Pour les entreprises qui choisissent la colocation, les centres de calcul multi-tenant ne sont pas forcément synonymes d'efficacité. Le système de tarification de ces services est basé sur l'occupation, le nombre de racks ou la superficie, plus une limite sur la quantité d'énergie au-delà de laquelle le client doit payer des frais supplémentaires. Ce modèle n'incite pas à utiliser l'équipement de manière aussi efficace que possible. Selon le rapport, l'an dernier, la totalité des datacenters installés sur le sol américain ont consommé 91 milliards de kilowatts-heures, « soit deux fois plus, et avec de la marge, que la quantité nécessaire à alimenter tous les habitants de New York en électricité ». Selon les estimations, en 2020, la consommation annuelle des datacenters devrait atteindre 140 milliards de kilowatts-heures.

« Si les entreprises adoptaient de meilleures pratiques énergétiques dans les datacenters, les avantages économiques seraient considérables », estime encore le rapport de la National Resources Defense Council.
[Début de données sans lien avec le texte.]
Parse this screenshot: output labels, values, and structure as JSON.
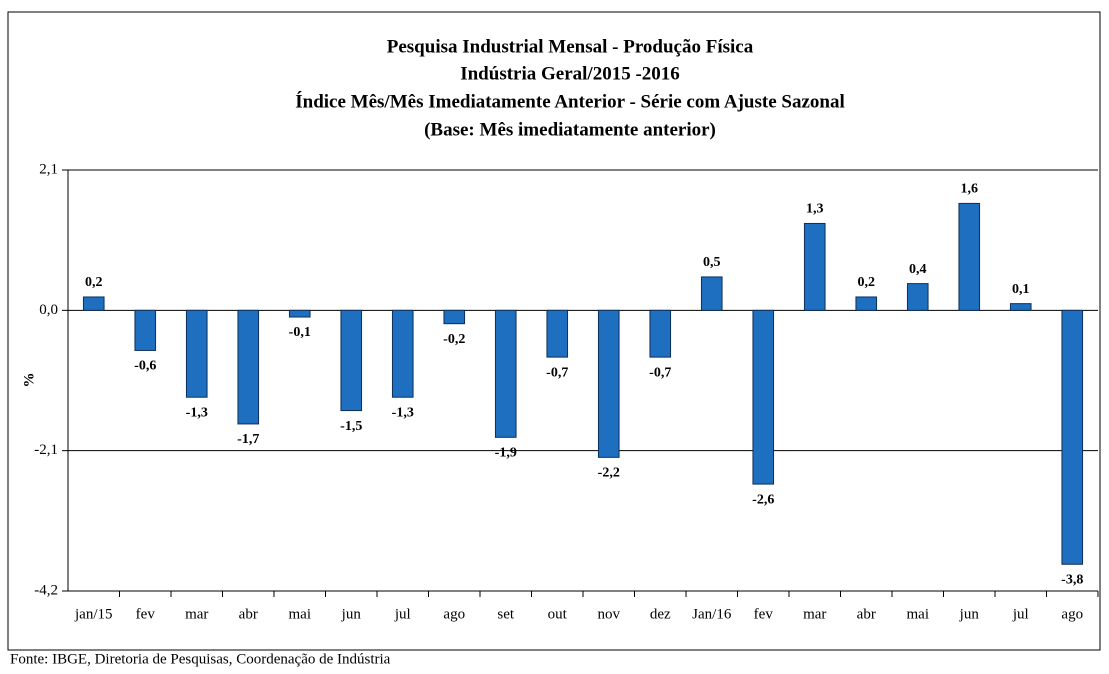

Une réduction de 40 % de la consommation d'énergie permettrait aux entreprises d'économiser 3,8 milliards de dollars. Et selon le rapport, une réduction de 80 % est techniquement possible. L'étude constate également que l'effort pour améliorer l'efficacité énergétique progresse peu. Mises à part certaines initiatives évidentes, comme l'isolement des allées chaudes et froides, les investissements supplémentaires pour améliorer l'efficacité énergétique sont plus difficiles à justifier, soit à cause du coût, soit parce que les gestionnaires IT craignent que certaines mesures ne contribuent à augmenter le risque. Les responsables informatiques sont « extrêmement prudents » et rechignent à mettre en oeuvre des programmes contraignants de gestion de l'énergie parce qu'ils redoutent un effet négatif sur la disponibilité », note le rapport.

L'Europe incite aussi à l'amélioration de ses datacenters 

Plusieurs indicateurs permettent de mesurer l'efficacité énergétique des datacenters, et le rapport recommande le développement d'outils pour surveiller l'usage du processeur, estimer l'usage moyen des serveurs et du datacenter. Selon la NDRC, « une généralisation de ces mesures simples permettrait d'avoir une meilleure visibilité sur l'efficacité énergétique, et inciterait davantage les opérateurs à optimiser l'usage de leurs ressources IT ». L'association n'est pas la première à se pencher sur la question. En 2007, l'Agence de protection de l'environnement américaine avait travaillé sur le sujet avec un grand nombre d'opérateurs de datacenters et de groupements industriels. Le rapport sur la consommation d'énergie des datacenters publié à l'époque avait établi qu'entre 2000 et 2006, la consommation d'électricité des serveurs et des centres de calculs avait plus que doublé et l'agence appelait déjà à l'amélioration de l'efficacité énergétique des centres de calcul.

L'arrivée prochaine d'une taxe carbone en Europe et la nécessité d'abaisser la consommation des datacenters qui se multiplient comme des petits pains ont amené le CRIP (Club des Responsables d'Infrastructure et de Production) et la CTO Alliance à travailler sur un indicateur du nom de DCEM (Data Centre Energy Management) capable de benchmarker les différents types de datacenters en Europe et d'enterrer par la même occasion le très décrié PUE, très utilisé par les anglo-saxons, puisqu'il permet d'afficher des notes flatteuses en simulant la pleine charge.